2. The multifunctional road cyclic load detector as claimed in claim 1, wherein a linear guide rail (8) is mounted on the multifunctional platform (1), a slider (9) is disposed on the linear guide rail (8), an adapter plate (10) is mounted on the slider (9), a first horizontal module (16) and a second horizontal module (17) are mounted at the bottom of the adapter plate (10), a moving bracket (18) is mounted between the adapter plates (10), a first pressurizing module (12) and a second pressurizing module (13) are disposed on two sides of the moving bracket (18), and an accelerating module (14) is disposed in the middle of the moving bracket (18).

3. The multifunctional road circulating load detector as claimed in claim 2, wherein the first horizontal module (16), the second horizontal module (17) and the accelerating module (14) are based on a cored linear motor, the structure of the multifunctional road circulating load detector comprises a rectangular permanent magnet (141) and a cored coil (142), the rectangular permanent magnet (141) is adhered to a magnetic plate, and the cored coil (142) is installed on the adapter plate (10).

4. The multifunctional road circulating load detector as claimed in claim 2, wherein the first pressurizing module (12) and the second pressurizing module (13) are based on a coreless linear motor, and the structure of the multifunctional road circulating load detector comprises a U-shaped magnet (121) and a coreless coil (122), the U-shaped magnet (121) is installed in a U-shaped base, the U-shaped base is fixed on the adapter plate (10), the length of the coreless coil (122) is smaller than that of the U-shaped base, and the coreless coil (122) is fixed on the traveling bracket (18).

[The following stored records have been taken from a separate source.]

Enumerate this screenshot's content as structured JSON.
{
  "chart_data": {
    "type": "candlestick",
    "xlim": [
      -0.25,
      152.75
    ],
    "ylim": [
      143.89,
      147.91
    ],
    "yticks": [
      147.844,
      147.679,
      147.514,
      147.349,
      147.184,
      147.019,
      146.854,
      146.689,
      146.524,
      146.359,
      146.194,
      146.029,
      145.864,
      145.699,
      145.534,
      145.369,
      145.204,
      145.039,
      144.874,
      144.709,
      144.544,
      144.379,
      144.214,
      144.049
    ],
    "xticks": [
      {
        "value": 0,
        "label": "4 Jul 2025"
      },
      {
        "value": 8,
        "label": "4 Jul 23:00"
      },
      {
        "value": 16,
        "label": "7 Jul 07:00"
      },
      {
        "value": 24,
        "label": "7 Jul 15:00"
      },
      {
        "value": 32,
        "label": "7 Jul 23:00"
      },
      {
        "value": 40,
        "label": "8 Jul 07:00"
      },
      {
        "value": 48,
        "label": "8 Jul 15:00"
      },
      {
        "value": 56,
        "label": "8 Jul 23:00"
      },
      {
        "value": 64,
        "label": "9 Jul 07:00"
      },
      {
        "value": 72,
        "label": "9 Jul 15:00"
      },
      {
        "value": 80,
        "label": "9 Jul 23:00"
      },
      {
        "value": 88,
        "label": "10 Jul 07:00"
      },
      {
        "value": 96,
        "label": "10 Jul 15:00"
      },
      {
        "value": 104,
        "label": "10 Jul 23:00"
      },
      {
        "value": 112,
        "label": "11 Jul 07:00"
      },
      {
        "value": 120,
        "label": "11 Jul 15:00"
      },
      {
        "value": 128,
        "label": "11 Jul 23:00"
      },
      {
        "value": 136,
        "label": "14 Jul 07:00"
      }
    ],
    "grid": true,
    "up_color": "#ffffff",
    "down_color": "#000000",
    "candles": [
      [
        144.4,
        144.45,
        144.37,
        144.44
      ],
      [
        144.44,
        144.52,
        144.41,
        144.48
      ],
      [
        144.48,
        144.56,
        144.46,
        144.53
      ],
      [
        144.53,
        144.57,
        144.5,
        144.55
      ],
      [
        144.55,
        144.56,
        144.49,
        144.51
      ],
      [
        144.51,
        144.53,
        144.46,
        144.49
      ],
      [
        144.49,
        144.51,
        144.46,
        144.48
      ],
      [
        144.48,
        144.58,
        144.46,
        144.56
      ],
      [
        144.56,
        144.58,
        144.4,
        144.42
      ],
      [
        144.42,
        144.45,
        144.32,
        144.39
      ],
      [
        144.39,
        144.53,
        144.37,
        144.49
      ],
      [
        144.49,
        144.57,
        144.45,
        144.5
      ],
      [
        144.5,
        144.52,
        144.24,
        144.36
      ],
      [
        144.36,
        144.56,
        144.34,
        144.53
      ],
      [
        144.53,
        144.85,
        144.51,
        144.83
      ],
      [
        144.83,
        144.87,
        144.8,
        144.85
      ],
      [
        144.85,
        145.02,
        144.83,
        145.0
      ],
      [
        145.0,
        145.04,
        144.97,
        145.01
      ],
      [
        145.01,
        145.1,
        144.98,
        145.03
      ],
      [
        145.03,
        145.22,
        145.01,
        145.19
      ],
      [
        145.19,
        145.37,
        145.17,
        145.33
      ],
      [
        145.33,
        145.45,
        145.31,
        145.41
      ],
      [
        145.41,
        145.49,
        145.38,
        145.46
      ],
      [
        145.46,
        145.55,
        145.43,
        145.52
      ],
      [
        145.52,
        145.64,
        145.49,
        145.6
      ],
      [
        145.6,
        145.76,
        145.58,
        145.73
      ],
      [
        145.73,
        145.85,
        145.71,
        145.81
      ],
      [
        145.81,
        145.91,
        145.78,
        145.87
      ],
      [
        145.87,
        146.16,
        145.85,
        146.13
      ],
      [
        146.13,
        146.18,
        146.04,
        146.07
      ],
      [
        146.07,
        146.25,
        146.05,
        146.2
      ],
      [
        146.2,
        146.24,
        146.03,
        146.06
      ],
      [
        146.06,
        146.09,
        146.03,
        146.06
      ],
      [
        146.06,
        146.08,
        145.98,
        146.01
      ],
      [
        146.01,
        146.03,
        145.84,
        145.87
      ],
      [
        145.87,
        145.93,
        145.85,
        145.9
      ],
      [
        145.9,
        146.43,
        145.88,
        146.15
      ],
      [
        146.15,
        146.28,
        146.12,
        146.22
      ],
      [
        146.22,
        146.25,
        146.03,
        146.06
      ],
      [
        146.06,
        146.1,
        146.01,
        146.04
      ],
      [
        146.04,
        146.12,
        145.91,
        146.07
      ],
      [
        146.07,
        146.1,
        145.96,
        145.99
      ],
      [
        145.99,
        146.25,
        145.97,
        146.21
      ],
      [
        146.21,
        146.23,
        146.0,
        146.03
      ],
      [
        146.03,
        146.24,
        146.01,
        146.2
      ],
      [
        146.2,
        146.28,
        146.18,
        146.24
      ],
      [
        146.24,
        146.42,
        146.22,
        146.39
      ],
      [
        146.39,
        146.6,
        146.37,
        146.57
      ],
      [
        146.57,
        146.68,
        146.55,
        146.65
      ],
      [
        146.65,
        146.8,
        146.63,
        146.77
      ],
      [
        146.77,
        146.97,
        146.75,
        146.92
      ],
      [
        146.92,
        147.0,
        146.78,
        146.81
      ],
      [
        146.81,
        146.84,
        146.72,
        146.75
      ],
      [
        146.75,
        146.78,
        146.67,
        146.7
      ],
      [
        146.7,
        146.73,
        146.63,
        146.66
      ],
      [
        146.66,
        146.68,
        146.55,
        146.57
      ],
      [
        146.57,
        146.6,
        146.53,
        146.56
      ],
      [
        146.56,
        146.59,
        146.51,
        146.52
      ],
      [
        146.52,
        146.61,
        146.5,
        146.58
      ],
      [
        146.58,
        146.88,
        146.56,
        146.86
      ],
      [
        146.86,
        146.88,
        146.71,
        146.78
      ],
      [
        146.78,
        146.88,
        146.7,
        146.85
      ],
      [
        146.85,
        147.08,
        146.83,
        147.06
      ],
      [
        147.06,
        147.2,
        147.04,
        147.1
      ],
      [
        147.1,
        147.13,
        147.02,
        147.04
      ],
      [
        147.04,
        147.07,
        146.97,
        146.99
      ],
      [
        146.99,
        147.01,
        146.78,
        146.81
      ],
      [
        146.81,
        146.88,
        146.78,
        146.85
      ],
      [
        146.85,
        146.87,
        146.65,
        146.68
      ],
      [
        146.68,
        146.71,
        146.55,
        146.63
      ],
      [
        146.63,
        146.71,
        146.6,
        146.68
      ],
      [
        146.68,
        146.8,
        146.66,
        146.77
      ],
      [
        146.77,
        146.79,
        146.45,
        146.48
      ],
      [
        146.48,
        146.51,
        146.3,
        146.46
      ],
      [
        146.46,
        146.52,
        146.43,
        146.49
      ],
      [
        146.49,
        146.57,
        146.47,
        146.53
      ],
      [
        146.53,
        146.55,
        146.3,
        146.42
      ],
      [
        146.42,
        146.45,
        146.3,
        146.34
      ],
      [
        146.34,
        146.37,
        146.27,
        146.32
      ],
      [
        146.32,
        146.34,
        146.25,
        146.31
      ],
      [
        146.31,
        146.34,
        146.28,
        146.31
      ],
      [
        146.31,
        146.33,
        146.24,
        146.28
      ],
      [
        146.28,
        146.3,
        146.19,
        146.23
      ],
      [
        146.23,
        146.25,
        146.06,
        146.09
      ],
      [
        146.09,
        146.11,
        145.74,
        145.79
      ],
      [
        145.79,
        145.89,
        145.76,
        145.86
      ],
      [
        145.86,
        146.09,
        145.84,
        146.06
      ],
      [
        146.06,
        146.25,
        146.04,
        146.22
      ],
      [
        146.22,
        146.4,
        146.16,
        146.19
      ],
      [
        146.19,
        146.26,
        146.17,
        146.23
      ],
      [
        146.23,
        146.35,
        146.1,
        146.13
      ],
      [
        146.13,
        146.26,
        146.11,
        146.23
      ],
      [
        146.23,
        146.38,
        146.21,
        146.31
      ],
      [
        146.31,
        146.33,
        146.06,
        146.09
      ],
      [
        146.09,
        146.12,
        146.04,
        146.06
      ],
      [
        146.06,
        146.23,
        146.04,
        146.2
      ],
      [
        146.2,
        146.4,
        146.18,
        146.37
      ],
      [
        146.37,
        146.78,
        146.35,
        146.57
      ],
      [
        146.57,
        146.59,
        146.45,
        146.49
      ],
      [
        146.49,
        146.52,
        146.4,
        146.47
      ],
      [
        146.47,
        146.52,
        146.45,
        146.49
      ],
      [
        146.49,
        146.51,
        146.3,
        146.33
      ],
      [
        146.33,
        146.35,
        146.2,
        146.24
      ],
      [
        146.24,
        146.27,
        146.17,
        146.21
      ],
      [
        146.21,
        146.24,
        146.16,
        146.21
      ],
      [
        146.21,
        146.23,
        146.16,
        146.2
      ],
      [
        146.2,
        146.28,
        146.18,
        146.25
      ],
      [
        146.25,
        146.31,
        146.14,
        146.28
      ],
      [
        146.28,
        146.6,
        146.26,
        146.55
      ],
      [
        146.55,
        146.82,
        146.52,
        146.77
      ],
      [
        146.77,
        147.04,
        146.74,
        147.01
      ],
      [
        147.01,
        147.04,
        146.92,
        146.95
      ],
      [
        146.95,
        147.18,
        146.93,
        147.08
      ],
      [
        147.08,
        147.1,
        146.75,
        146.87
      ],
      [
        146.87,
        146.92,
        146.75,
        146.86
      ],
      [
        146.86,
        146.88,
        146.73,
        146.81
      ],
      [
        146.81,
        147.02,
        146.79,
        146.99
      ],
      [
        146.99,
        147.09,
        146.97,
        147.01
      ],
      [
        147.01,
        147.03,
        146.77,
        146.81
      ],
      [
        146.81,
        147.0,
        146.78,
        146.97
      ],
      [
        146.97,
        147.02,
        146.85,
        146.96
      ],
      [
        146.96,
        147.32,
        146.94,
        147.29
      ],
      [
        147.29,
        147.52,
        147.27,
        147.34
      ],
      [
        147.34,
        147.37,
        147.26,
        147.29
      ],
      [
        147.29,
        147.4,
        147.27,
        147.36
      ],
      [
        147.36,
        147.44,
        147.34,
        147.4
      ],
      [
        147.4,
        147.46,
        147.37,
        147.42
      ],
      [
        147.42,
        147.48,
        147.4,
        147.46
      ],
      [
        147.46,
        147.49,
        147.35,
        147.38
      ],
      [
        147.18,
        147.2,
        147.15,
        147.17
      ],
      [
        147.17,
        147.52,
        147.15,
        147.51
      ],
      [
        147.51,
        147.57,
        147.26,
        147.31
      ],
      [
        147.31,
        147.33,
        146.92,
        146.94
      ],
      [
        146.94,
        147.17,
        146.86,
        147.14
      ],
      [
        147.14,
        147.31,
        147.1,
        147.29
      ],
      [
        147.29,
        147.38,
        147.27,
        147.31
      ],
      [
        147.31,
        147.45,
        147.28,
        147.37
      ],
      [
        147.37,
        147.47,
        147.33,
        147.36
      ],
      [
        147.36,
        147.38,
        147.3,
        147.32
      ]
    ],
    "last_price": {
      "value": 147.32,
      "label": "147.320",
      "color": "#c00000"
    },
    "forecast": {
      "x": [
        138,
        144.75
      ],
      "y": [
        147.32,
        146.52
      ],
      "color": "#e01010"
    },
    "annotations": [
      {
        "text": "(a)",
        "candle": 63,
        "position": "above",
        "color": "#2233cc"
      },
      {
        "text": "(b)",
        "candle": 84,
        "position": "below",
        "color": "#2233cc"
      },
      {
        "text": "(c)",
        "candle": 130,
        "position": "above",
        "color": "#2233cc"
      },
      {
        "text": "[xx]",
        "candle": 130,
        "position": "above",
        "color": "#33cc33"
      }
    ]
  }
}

5. The multifunctional road circulating load detector as claimed in claim 2, wherein a connecting rod (19) is mounted on the adapter plate of the iron-cored coil (142) of the acceleration module (14), a heavy hammer (24) is mounted on the connecting rod (19), a pressing wheel (23) is mounted at the bottom of the heavy hammer (24), the heavy hammer (24) is of a gantry structure, a jacking cylinder (21) is mounted at the bottom of the gantry structure, a cushion block (22) is mounted on the output shaft of the jacking cylinder (21), and a cylinder base of the jacking cylinder (21) is mounted on a bearing, wherein the bearing is fixed in a bearing seat at the bottom of the heavy hammer (24).

6. The multifunctional road cyclic load detector as claimed in claim 1, wherein a first radar (3) is installed at the front end of the multifunctional platform (1), a second radar (4) is installed at the rear end of the multifunctional platform (1), the first radar (3) comprises a receiving antenna (301) and a transmitting antenna (302), the receiving antenna (301) and the transmitting antenna (302) are disc-shaped, and a breadth adjusting shaft (303) is arranged between the disc and the installation platform.

7. The multifunctional road cyclic load detector as claimed in claim 1, wherein the electric control part of the multifunctional platform (1) comprises two parts of a main control system and a transceiver system, the main control system comprises a pressure sensor NHDR2X6, a signal acquisition processor HX711-BF and a mass storage system STM32F101C8T6, the PO1 and PO2 pins of the mass storage system STM32F101C8T6 are connected with oscillators as crystal oscillator clocks, and the transceiver system comprises two parts of a transmitting controller and a receiving controller.